Zing Forum

Reading

STREAM: A Three-Tier LLM Inference Architecture Unifying Local, HPC, and Cloud Environments

STREAM achieves unified scheduling of local, high-performance computing (HPC) center, and commercial cloud API resources through intelligent hierarchical routing and a dual-channel HPC streaming architecture. While ensuring data privacy, it reduces the first-token latency of HPC inference from 11.4 seconds to 0.54 seconds.

LLM推理HPC分层架构流式传输成本优化隐私保护
Published 2026-06-12 07:20Recent activity 2026-06-15 09:18Estimated read 6 min
STREAM: A Three-Tier LLM Inference Architecture Unifying Local, HPC, and Cloud Environments
1

Section 01

[Introduction] STREAM: A Three-Tier LLM Inference Architecture Unifying Local, HPC, and Cloud Environments

STREAM is a three-tier architecture system addressing the resource fragmentation issue in LLM inference. It实现s unified scheduling of local, high-performance computing (HPC) center, and commercial cloud API resources via intelligent hierarchical routing and a dual-channel HPC streaming architecture.

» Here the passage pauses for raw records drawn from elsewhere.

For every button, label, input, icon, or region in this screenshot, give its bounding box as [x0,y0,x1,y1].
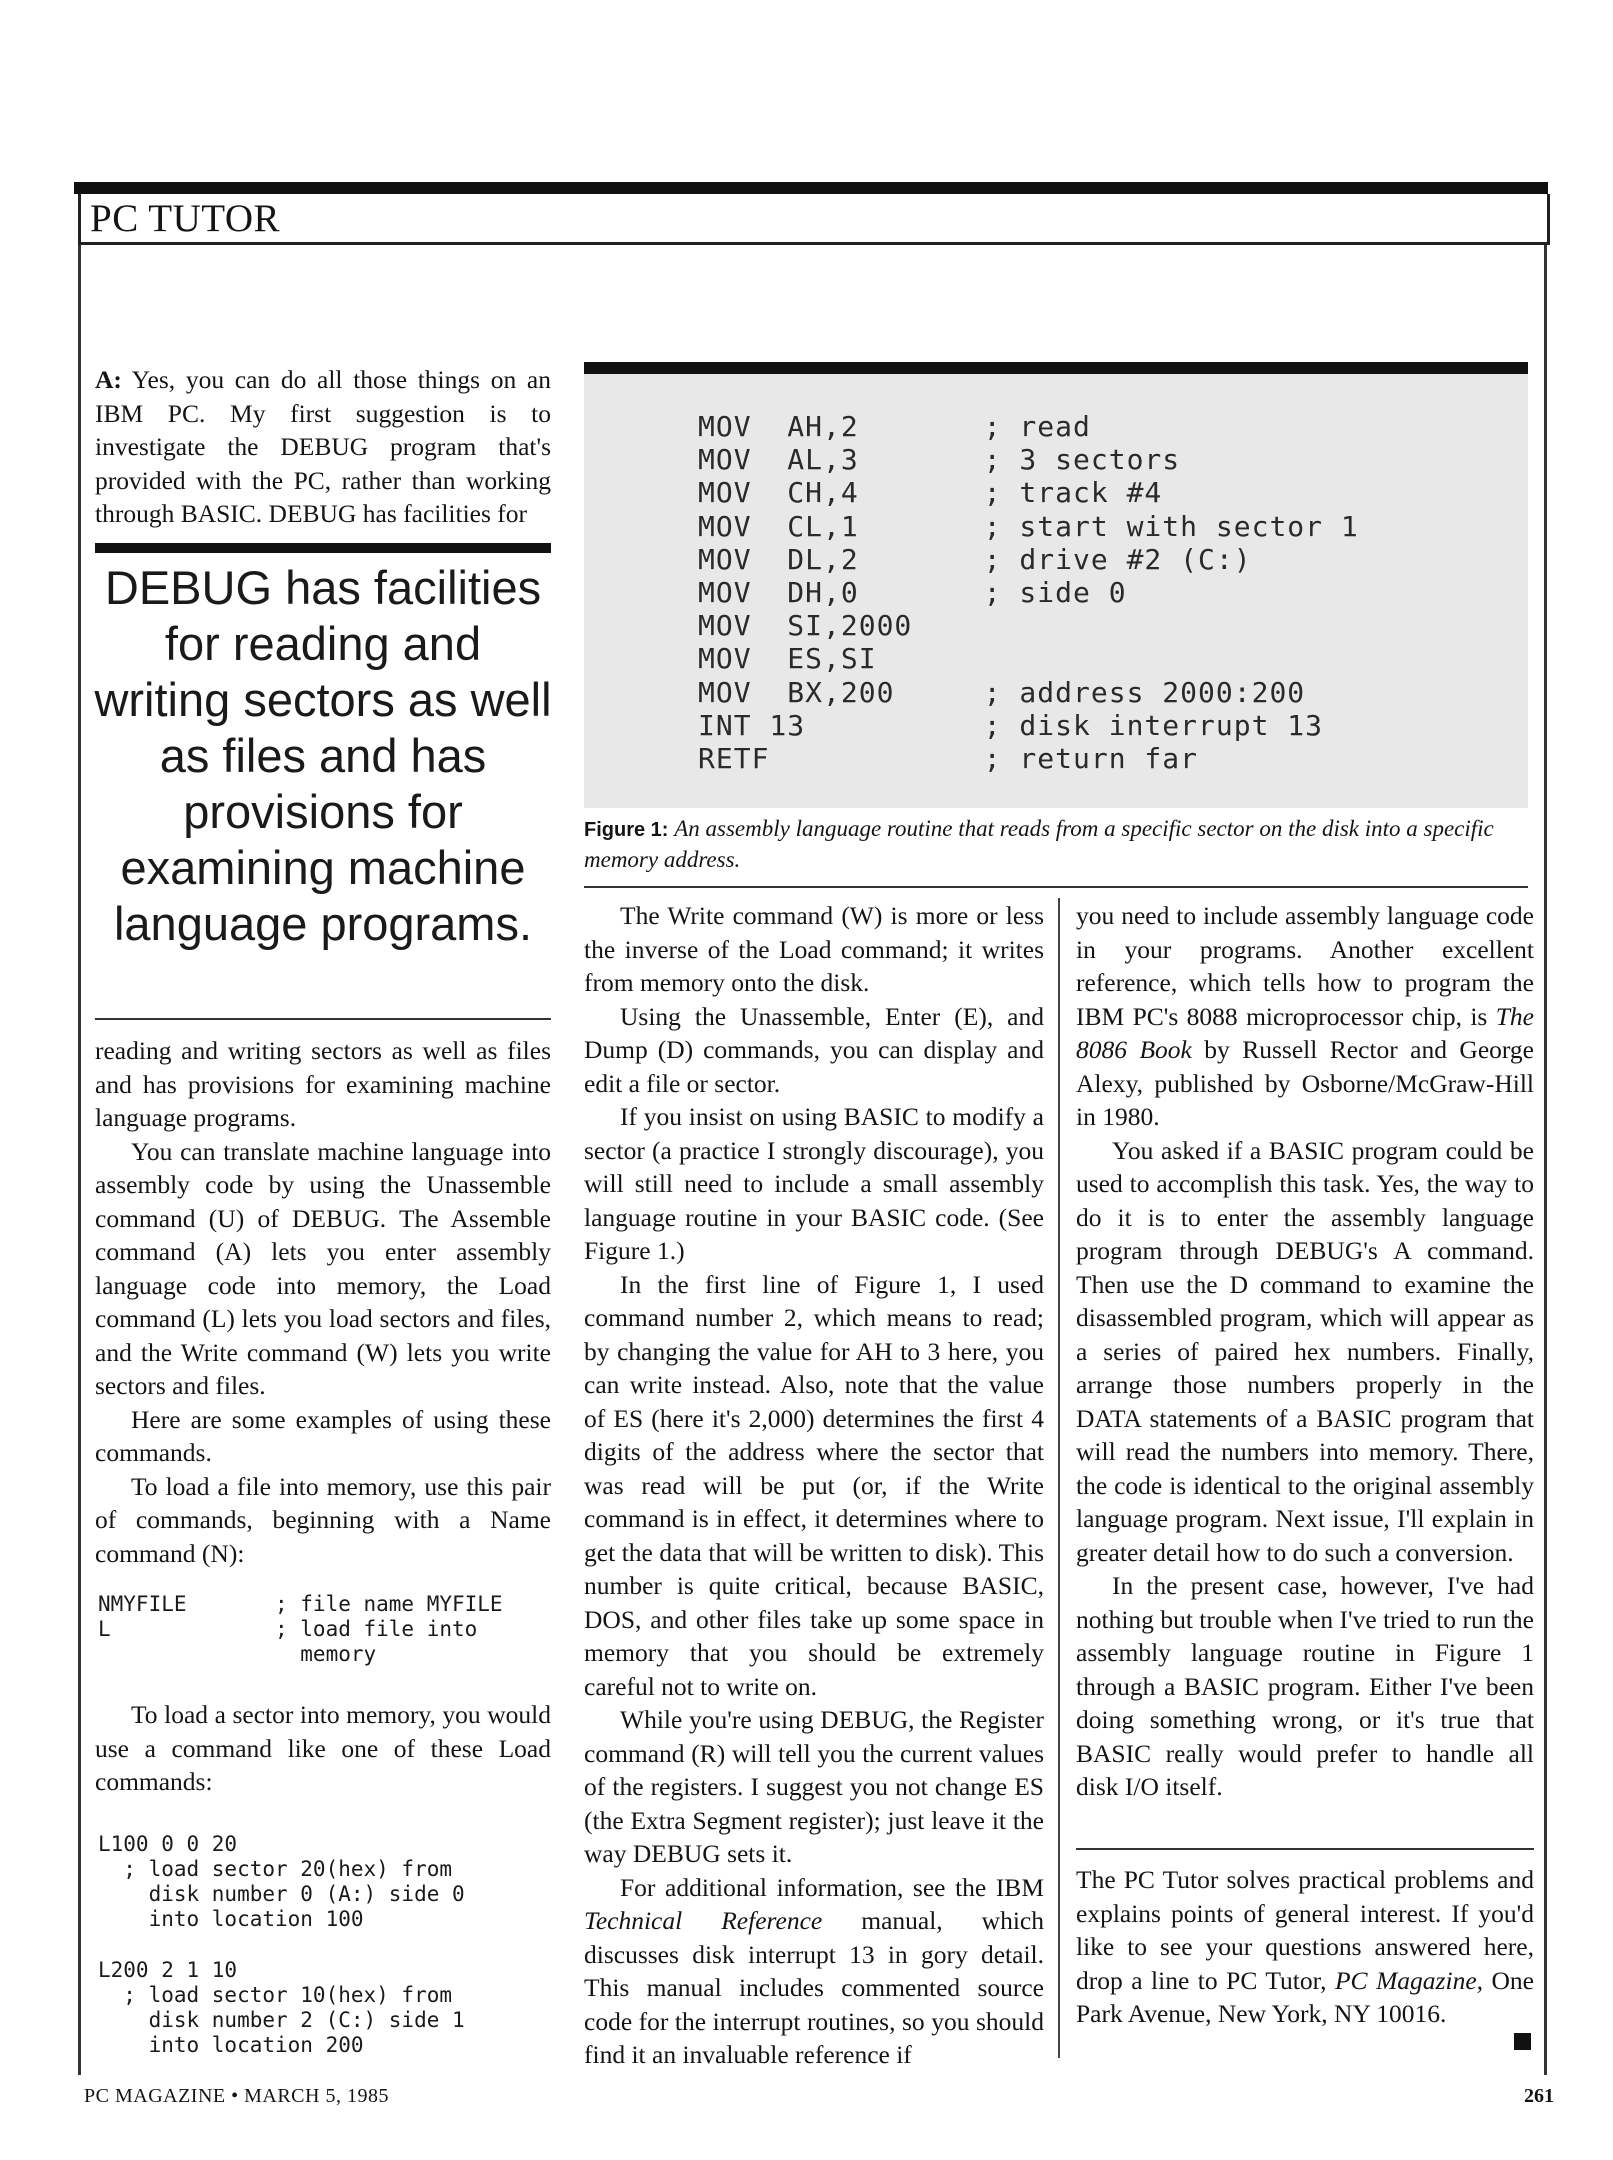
col2-body [584,899,1044,2072]
column-divider [1058,898,1060,2058]
col2-p3: If you insist on using BASIC to modify a sector (a practice I strongly discourage), you will still need to include a small assembly language routine in your BASIC code. (See Figure 1.) [584,1102,1044,1265]
figure-1-caption [584,814,1528,875]
col1-intro [95,363,551,531]
intro-text: Yes, you can do all those things on an IBM PC. My first suggestion is to investigate the DEBUG program that's provided with the PC, rather than working through BASIC. DEBUG has facilities for [95,365,551,528]
top-rule [74,182,1548,194]
end-mark-icon [1514,2033,1531,2050]
col3-p2: You asked if a BASIC program could be used to accomplish this task. Yes, the way to do it is to enter the assembly language program through DEBUG's A command. Then use the D command to examine the disassembled program, which will appear as a series of paired hex numbers. Finally, arrange those numbers properly in the DATA statements of a BASIC program that will read the numbers into memory. There, the code is identical to the original assembly language program. Next issue, I'll explain in greater detail how to do such a conversion. [1076,1135,1534,1567]
pullquote-bar [95,543,551,553]
code-load-sector-2: L200 2 1 10 ; load sector 10(hex) from disk number 2 (C:) side 1 into location 200 [98,1958,465,2057]
col1-para5: To load a sector into memory, you would use a command like one of these Load commands: [95,1700,551,1796]
figure-1-code: MOV AH,2 ; read MOV AL,3 ; 3 sectors MOV CH,4 ; track #4 MOV CL,1 ; start with sector 1 MOV DL,2 ; drive #2 (C:) MOV DH,0 ; side 0 MOV SI,2000 MOV ES,SI MOV BX,200 ; address 2000:200 INT 13 ; disk interrupt 13 RETF ; return far [698,410,1359,776]
figure-caption-label: Figure 1: [584,819,669,841]
section-title: PC TUTOR [90,197,281,240]
col3-body [1076,899,1534,1804]
frame-left-border [78,245,81,2075]
footer-magazine-date: PC MAGAZINE • MARCH 5, 1985 [84,2085,389,2107]
col1-para4: To load a file into memory, use this pair of commands, beginning with a Name command (N): [95,1471,551,1568]
tutor-note-end: One Park Avenue, New York, NY 10016. [1076,1965,1534,2028]
col1-para3: Here are some examples of using these commands. [95,1404,551,1467]
tutor-note [1076,1863,1534,2031]
col2-p4: In the first line of Figure 1, I used command number 2, which means to read; by changing the value for AH to 3 here, you can write instead. Also, note that the value of ES (here it's 2,000) determines the first 4 digits of the address where the sector that was read will be put (or, if the Write command is in effect, it determines where to get the data that will be written to disk). This number is quite critical, because BASIC, DOS, and other files take up some space in memory that you should be extremely careful not to write on. [584,1269,1044,1701]
col2-p6-end: manual, which discusses disk interrupt 13 in gory detail. This manual includes commented source code for the interrupt routines, so you should find it an invaluable reference if [584,1906,1044,2069]
col3-p1 [1076,899,1534,1134]
figure-rule [584,886,1528,888]
col3-p1-start: you need to include assembly language code in your programs. Another excellent reference, which tells how to program the IBM PC's 8088 microprocessor chip, is [1076,901,1534,1031]
header-box [78,194,1550,242]
col2-p5: While you're using DEBUG, the Register command (R) will tell you the current values of the registers. I suggest you not change ES (the Extra Segment register); just leave it the way DEBUG sets it. [584,1705,1044,1868]
code-load-file: NMYFILE ; file name MYFILE L ; load file into memory [98,1592,503,1666]
col1-body [95,1034,551,1570]
col1-body-2 [95,1698,551,1799]
col2-p6 [584,1871,1044,2072]
pullquote: DEBUG has facilities for reading and writing sectors as well as files and has provisions for examining machine language programs. [94,561,552,950]
magazine-name: PC Magazine, [1334,1965,1484,1995]
col1-para2: You can translate machine language into assembly code by using the Unassemble command (U) of DEBUG. The Assemble command (A) lets you enter assembly language code into memory, the Load command (L) lets you load sectors and files, and the Write command (W) lets you write sectors and files. [95,1136,551,1400]
col3-p3: In the present case, however, I've had nothing but trouble when I've tried to run the assembly language routine in Figure 1 through a BASIC program. Either I've been doing something wrong, or it's true that BASIC really would prefer to handle all disk I/O itself. [1076,1571,1534,1801]
figure-caption-text: An assembly language routine that reads from a specific sector on the disk into a specific memory address. [584,816,1494,872]
pullquote-rule [95,1018,551,1020]
tutor-note-rule [1076,1848,1534,1850]
col1-para1: reading and writing sectors as well as files and has provisions for examining machine language programs. [95,1036,551,1132]
book-title: The 8086 Book [1076,1001,1534,1064]
page-number: 261 [1524,2085,1554,2107]
tech-ref-title: Technical Reference [584,1906,823,1935]
col2-p6-start: For additional information, see the IBM [620,1872,1044,1902]
frame-right-border [1544,245,1547,2075]
tutor-note-start: The PC Tutor solves practical problems and explains points of general interest. If you'd like to see your questions answered here, drop a line to PC Tutor, [1076,1865,1534,1995]
code-load-sector-1: L100 0 0 20 ; load sector 20(hex) from disk number 0 (A:) side 0 into location 100 [98,1832,465,1931]
col3-p1-end: by Russell Rector and George Alexy, published by Osborne/McGraw-Hill in 1980. [1076,1035,1534,1131]
answer-label: A: [95,365,122,394]
col2-p2: Using the Unassemble, Enter (E), and Dump (D) commands, you can display and edit a file or sector. [584,1001,1044,1098]
header-line [78,242,1550,245]
col2-p1: The Write command (W) is more or less the inverse of the Load command; it writes from memory onto the disk. [584,901,1044,997]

Its core value lies in reducing the first-token latency of HPC inference from 11.4 seconds to 0.54 seconds while ensuring data privacy, striking an optimal balance between cost, performance, and privacy.

2

Section 02

Background: The Dilemma of Fragmented LLM Inference Ecosystem

Current LLM users face a triple dilemma:

  • Local Deployment: Free and private, but hardware limitations prevent running large models or long contexts;
  • Institutional HPC: Strong resources with data retained within the institution, but designed for batch processing jobs rather than interactive use;
  • Commercial Cloud API: On-demand service but with high costs and privacy risks. The three types of resources each have their pros and cons, and there is no unified system allowing users to choose flexibly, forcing trade-offs between convenience, cost, and security.
3

Section 03

Core Architecture 1: Intelligent Three-Tier Routing and Complexity Judgment

The core of STREAM is the intelligent routing layer, integrating local, HPC, and cloud resources:

  • Equipped with a local lightweight LLM complexity judge that analyzes query complexity in milliseconds;
  • Simple queries → local, medium → HPC, complex → cloud;
  • Avoids one-size-fits-all strategies to achieve optimal resource allocation.
4

Section 04

Core Architecture 2: Dual-Channel HPC Streaming Architecture Breaks Firewall Limitations

To address HPC firewall issues, STREAM adopts a dual-channel design:

  • Control Plane: Globus Compute handles authentication and scheduling;
  • Data Plane: WebSocket relay transmits tokens without modifying network configurations;
  • Effect: First-token latency reduced from 11.4 seconds to 0.54 seconds (21.1x improvement), with end-to-end AES-256-GCM encryption ensuring privacy.
5

Section 05

Core Architecture 3: Context Awareness and HPC-as-API Mode

Solves the problem of resource waste in long conversations:

  • Context-Aware Level Retention: Intelligently compresses historical conversations to prevent simple queries from being moved to high-cost tiers;
  • HPC-as-API: Encapsulates HPC into an OpenAI-compatible API, allowing users to call it without professional HPC knowledge and breaking the latency limits of traditional batch processing.
6

Section 06

Performance Evaluation: 85%+ Retention Rate in Free Tier and Significant Latency Optimization

Benchmark test results (1200 queries across 10 domains):

  • When using the Llama3.2 3B local model, 85.1% of queries are completed in the free tier;
  • First-token latency comparison: Local (0.26s), HPC streaming (0.54s), commercial cloud API (1.68s);
  • HPC mode latency is better than cloud, benefiting from high-performance hardware and optimized paths.
7

Section 07

Practical Significance: Dual Reduction in Compliance and Cost, Democratizing HPC Resources

STREAM's value for academia and institutions:

  • Compliance: Sensitive data stays in institutional HPC without third-party cloud involvement;
  • Cost: 85% free queries save budget;
  • Education Scenarios: HPC-as-API lowers the barrier, allowing students and teachers to use HPC like ChatGPT;
  • Technical Paradigm: Demonstrates hybrid intelligent collaboration ideas, providing references for resource-constrained scenarios.
8

Section 08

Limitations and Future Directions

Current Limitations:

  • Training data and generalization ability of the complexity judge are not detailed;
  • WebSocket relay has single-point failure risk. Future Directions:
  • Introduce more tiers like edge computing;
  • Support tiered inference for multi-modal models;
  • Develop adaptive complexity threshold adjustment mechanisms.